"It’s official: farming is the bane of the human race, or so The New York Times has determined. Yet coming from the institution that is the alleged keeper of truth and objectivity, a recent video, “Meet the People Getting Paid to Kill Our Planet,” targeting agriculture, is riddled with misinformation.
The video immediately sparked a backlash from agricultural groups, and rightly so. The National Beef Cattlemen’s Association (NCBA) responded to the Times, saying the “claims about emissions and land use are not true.”
According to the EPA, agriculture makes up only 10 percent of greenhouse gas emissions in the United States. While fermentation in ruminant livestock accounts for nearly 30 percent of total methane emissions, it may not be as detrimental to the environment as the Times makes it out to be, where I already explored this topic in a previous column.

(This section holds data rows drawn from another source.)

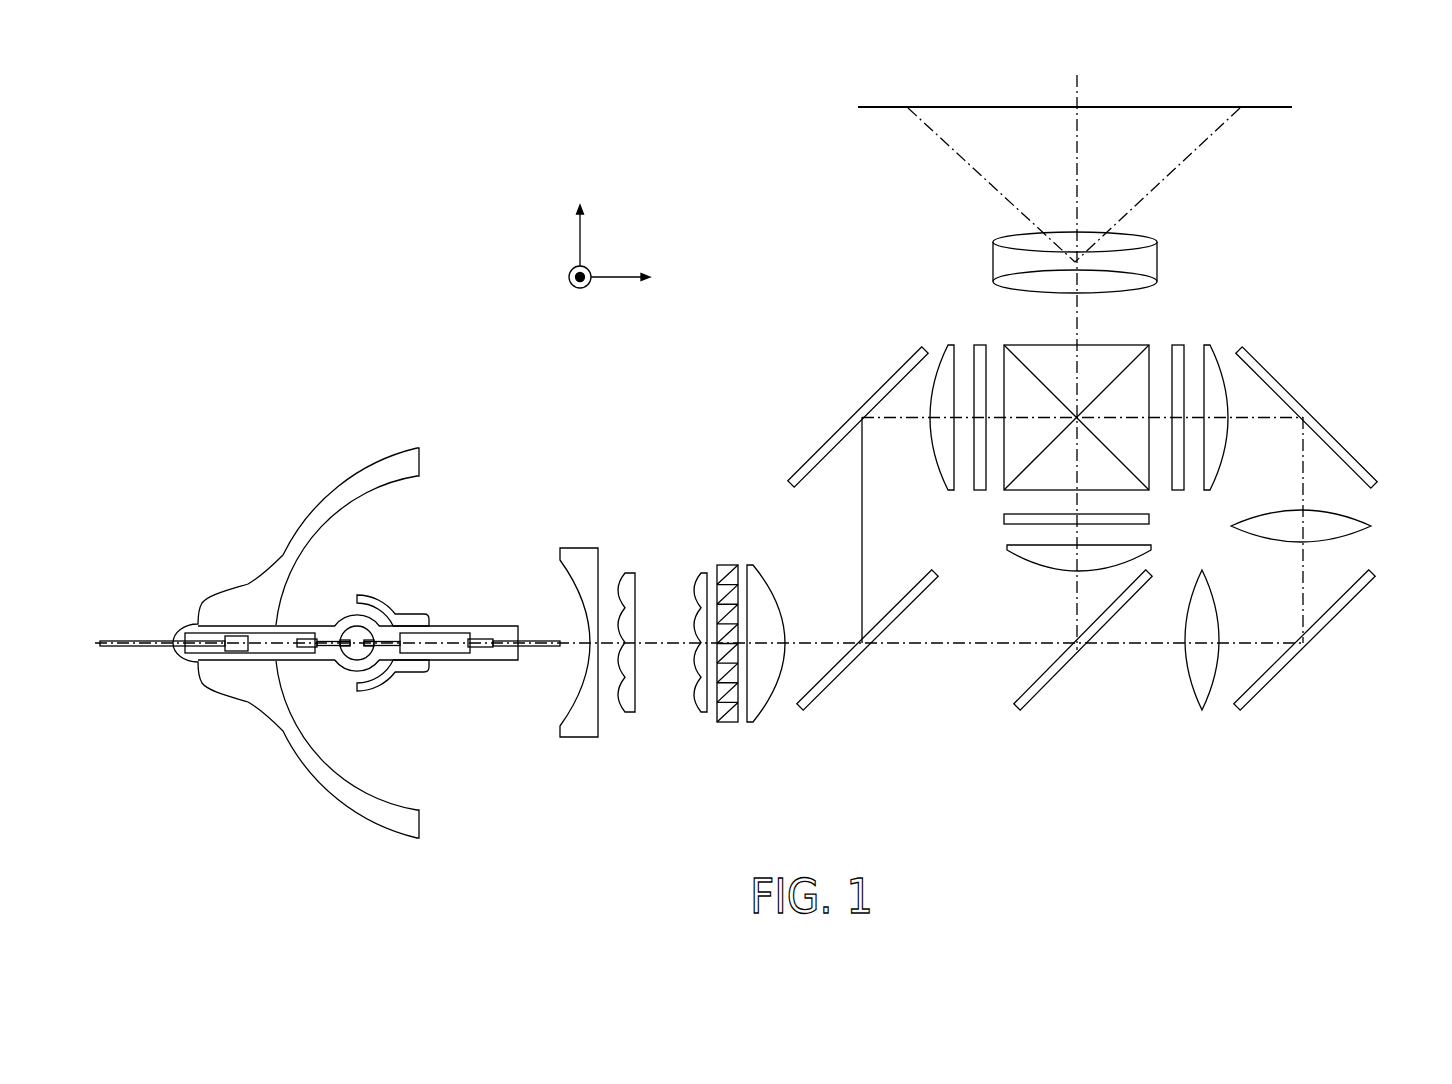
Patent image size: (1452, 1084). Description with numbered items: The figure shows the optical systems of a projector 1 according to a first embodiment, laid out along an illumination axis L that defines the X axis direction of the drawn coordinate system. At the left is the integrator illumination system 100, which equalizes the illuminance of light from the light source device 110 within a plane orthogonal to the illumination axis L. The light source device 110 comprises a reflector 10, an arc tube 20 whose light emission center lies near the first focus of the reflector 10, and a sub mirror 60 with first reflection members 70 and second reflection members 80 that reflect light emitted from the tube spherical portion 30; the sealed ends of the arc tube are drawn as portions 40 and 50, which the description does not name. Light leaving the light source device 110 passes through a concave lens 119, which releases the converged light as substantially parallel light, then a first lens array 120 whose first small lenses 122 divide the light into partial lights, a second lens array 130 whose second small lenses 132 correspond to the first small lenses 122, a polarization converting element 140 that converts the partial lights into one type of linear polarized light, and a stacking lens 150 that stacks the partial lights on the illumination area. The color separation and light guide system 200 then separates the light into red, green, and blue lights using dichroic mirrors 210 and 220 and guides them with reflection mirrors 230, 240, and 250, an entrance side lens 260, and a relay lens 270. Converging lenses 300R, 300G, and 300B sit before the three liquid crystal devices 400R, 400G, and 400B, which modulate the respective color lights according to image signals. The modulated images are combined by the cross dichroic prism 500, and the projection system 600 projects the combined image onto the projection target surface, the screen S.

The projector 1 is at (288, 356).
The reflector 10 is at (275, 513).
The arc tube 20 is at (342, 605).
The tube spherical portion 30 is at (340, 673).
The first sealing portion 40 is at (303, 662).
The second sealing portion 50 is at (467, 662).
The sub mirror 60 is at (394, 580).
The first reflection members 70 is at (370, 593).
The second reflection members 80 is at (382, 690).
The integrator illumination system 100 is at (770, 442).
The light source device 110 is at (281, 812).
The concave lens 119 is at (580, 740).
The first lens array 120 is at (627, 713).
The first small lenses 122 is at (622, 573).
The second lens array 130 is at (702, 713).
The second small lenses 132 is at (693, 573).
The polarization converting element 140 is at (725, 723).
The stacking lens 150 is at (750, 725).
The color separation and light guide system 200 is at (1091, 767).
The dichroic mirror 210 is at (826, 688).
The dichroic mirror 220 is at (1037, 698).
The reflection mirror 230 is at (829, 440).
The reflection mirror 240 is at (1268, 690).
The reflection mirror 250 is at (1324, 428).
The entrance side lens 260 is at (1192, 698).
The relay lens 270 is at (1350, 540).
The converging lens 300R is at (950, 340).
The converging lens 300G is at (1033, 562).
The converging lens 300B is at (1205, 340).
The liquid crystal device 400R is at (975, 340).
The liquid crystal device 400G is at (1004, 519).
The liquid crystal device 400B is at (1176, 340).
The cross dichroic prism 500 is at (1053, 342).
The projection system 600 is at (1157, 260).
The screen S is at (1272, 110).
The illumination axis L is at (572, 640).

NCBA also pointed out that the video leaves out facts about land use in America and the relationship farmers and ranchers have with what is and is not farmed. The Times is right that agriculture uses a significant amount of land, where they point out that much of it is used to raise livestock, yet they fail to mention the difference between arable and non-arable land. Arable land allows you to grow crops, either vegetables or commercial farm commodities. However, non-arable land is unsuitable for crop production, making livestock an easy asset to maintain the landscape.
Furthermore, well-managed livestock herd grazing has multiple benefits that help the environment that even environmentalists can appreciate. Properly managed grazing systems can reduce fire hazards and promote plant and wildlife diversity, which sounds better than turning the land over to urban development.

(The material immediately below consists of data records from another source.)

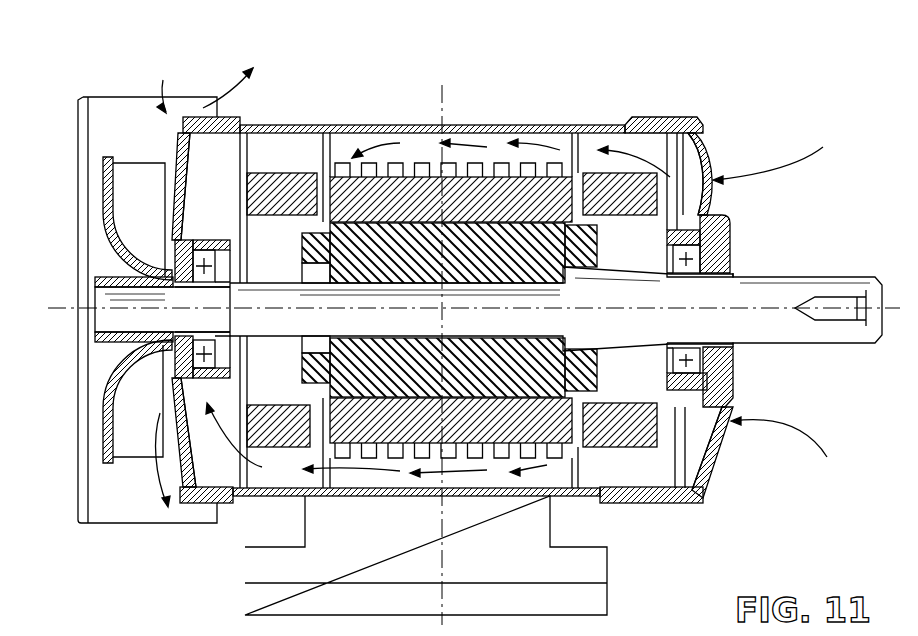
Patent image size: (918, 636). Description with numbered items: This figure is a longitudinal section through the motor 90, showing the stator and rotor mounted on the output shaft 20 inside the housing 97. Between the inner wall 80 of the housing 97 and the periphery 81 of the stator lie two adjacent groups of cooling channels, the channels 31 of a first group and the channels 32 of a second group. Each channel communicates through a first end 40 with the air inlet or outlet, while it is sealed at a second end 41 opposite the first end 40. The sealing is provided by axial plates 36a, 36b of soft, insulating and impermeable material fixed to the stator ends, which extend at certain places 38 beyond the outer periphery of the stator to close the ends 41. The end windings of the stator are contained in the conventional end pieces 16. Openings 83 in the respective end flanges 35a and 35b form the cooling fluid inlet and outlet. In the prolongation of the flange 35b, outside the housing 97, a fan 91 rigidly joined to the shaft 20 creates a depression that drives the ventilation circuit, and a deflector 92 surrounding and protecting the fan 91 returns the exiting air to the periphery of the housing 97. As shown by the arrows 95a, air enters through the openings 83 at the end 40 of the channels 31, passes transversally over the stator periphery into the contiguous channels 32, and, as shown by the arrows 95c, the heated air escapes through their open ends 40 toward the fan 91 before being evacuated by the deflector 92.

The end pieces 16 is at (273, 180).
The output shaft 20 is at (762, 333).
The channels of the first group 31 is at (452, 143).
The channels of the second group 32 is at (466, 473).
The end flange 35a is at (700, 143).
The end flange 35b is at (180, 152).
The axial plate 36a is at (597, 507).
The axial plate 36b is at (270, 497).
The places where plates extend beyond stator periphery 38 is at (336, 127).
The first end of the channels 40 is at (663, 153).
The second end of the channels 41 is at (385, 150).
The inner wall of the housing 80 is at (313, 126).
The periphery of the stator 81 is at (422, 157).
The openings 83 is at (177, 217).
The motor 90 is at (602, 88).
The fan 91 is at (127, 435).
The deflector 92 is at (112, 523).
The arrows 95a is at (553, 140).
The arrows 95c is at (157, 207).
The housing 97 is at (498, 135).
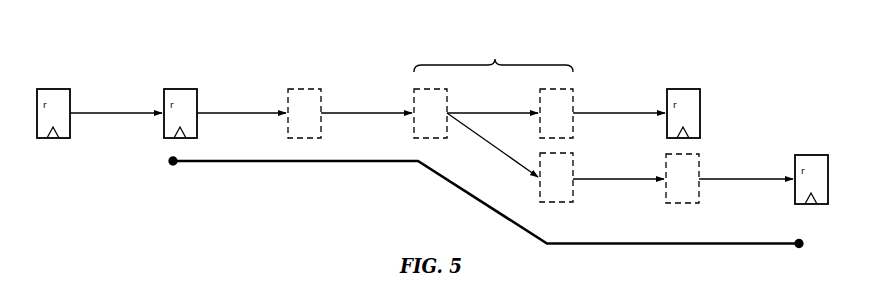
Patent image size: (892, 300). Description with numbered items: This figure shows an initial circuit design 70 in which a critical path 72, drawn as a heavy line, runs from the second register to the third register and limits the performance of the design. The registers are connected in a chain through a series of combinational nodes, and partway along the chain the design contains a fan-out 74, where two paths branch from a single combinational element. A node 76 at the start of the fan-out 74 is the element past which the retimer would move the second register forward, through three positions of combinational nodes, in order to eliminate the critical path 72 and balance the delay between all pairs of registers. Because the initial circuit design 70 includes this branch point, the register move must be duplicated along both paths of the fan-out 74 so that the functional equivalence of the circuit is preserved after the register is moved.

The initial circuit design 70 is at (687, 42).
The critical path 72 is at (462, 190).
The fan-out 74 is at (496, 61).
The node 76 is at (431, 90).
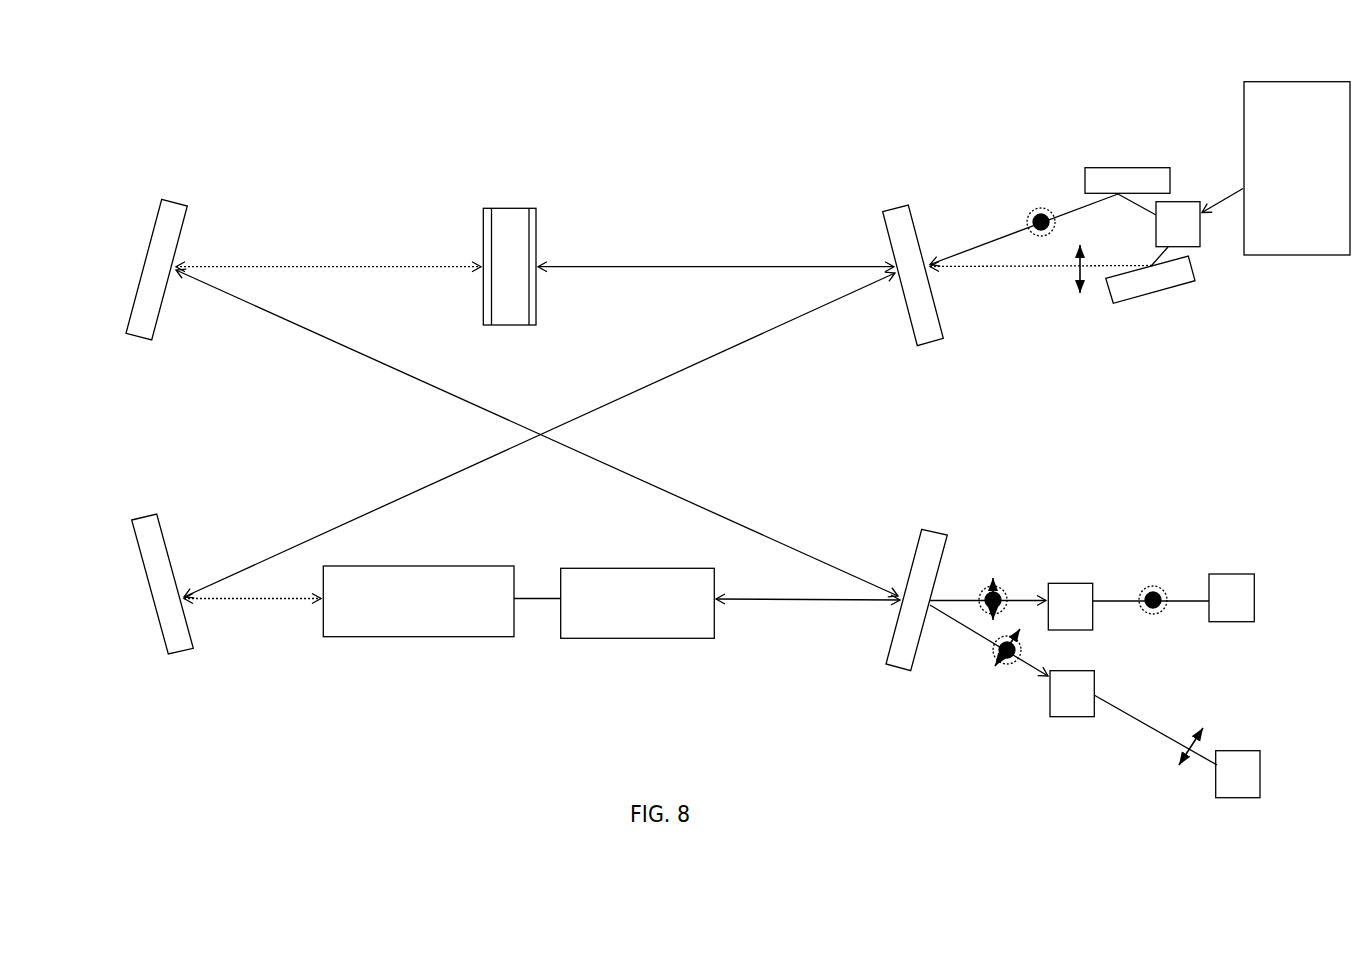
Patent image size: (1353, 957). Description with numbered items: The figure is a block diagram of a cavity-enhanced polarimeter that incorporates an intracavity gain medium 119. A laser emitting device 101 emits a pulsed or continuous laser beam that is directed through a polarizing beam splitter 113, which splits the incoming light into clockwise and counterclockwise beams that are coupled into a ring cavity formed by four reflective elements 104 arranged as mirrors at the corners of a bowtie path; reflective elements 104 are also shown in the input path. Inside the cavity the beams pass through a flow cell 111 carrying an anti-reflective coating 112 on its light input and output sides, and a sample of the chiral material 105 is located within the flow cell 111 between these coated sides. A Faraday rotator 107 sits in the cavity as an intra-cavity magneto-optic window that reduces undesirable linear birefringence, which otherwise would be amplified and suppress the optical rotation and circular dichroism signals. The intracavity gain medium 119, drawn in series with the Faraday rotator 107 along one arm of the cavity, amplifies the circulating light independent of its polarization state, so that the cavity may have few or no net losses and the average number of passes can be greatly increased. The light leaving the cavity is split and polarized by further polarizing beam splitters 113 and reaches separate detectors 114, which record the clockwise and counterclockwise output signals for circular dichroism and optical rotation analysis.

The laser emitting device 101 is at (1297, 168).
The reflective element 104 is at (173, 217).
The chiral material sample 105 is at (508, 322).
The Faraday rotator 107 is at (418, 601).
The flow cell 111 is at (511, 269).
The anti-reflective coating 112 is at (485, 305).
The polarizing beam splitter 113 is at (1196, 238).
The detector 114 is at (1232, 585).
The intracavity gain medium 119 is at (638, 603).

Yet that is not enough for Sen. Cory Booker, the outspoken vegan who has introduced legislation multiple times that would severely restrict livestock production and allow for more Big Government control over food production. He believes our food system is broken. That may be so, which I am for finding solutions and fixing the many issues of farmer income and supply chain disruption to ensure agriculture is safe and profitable.
Aside from excluding the facts, the Times’ article labels American agriculture as propaganda, letting large lobby groups influence legislation that protects farmers. Even if the video doesn’t refer to small farmers and ranchers as propagandists, it still labels them as such because many of the large groups the video attacks (such as the American Farm Bureau Federation) represent farmers. Farmers and ranchers pay dues to become members of the organization and access resources that help economically and environmentally sustainable.
In agriculture, farmers are encouraged to share their stories, yet the Times says their stories are a part of a myth. But the real myth comes from The New York Times’ belief that farmers and ranchers don’t care.
The Times doesn’t want consumers to continue to look at farms and see the dad trying to teach their son or daughter how to drive a tractor. They don’t want consumers to see the blood, sweat and tears; the long days and nights; or the passion that goes into producing food. They don’t want consumers to see children rolling around in the dirt, jumping from hay bale to hay bale, or even the 4-H’er winning grand champion steer at the county fair.
They only want larger corporate-appearing farmers to depict agriculture because it makes the industry an easier target. Agriculture is committed to sustainability to ensure the farm or ranch can remain for generations, and it remains committed to feeding the world. Farmers aren’t paid to destroy the planet. They are paid to fuel, feed and clothe it."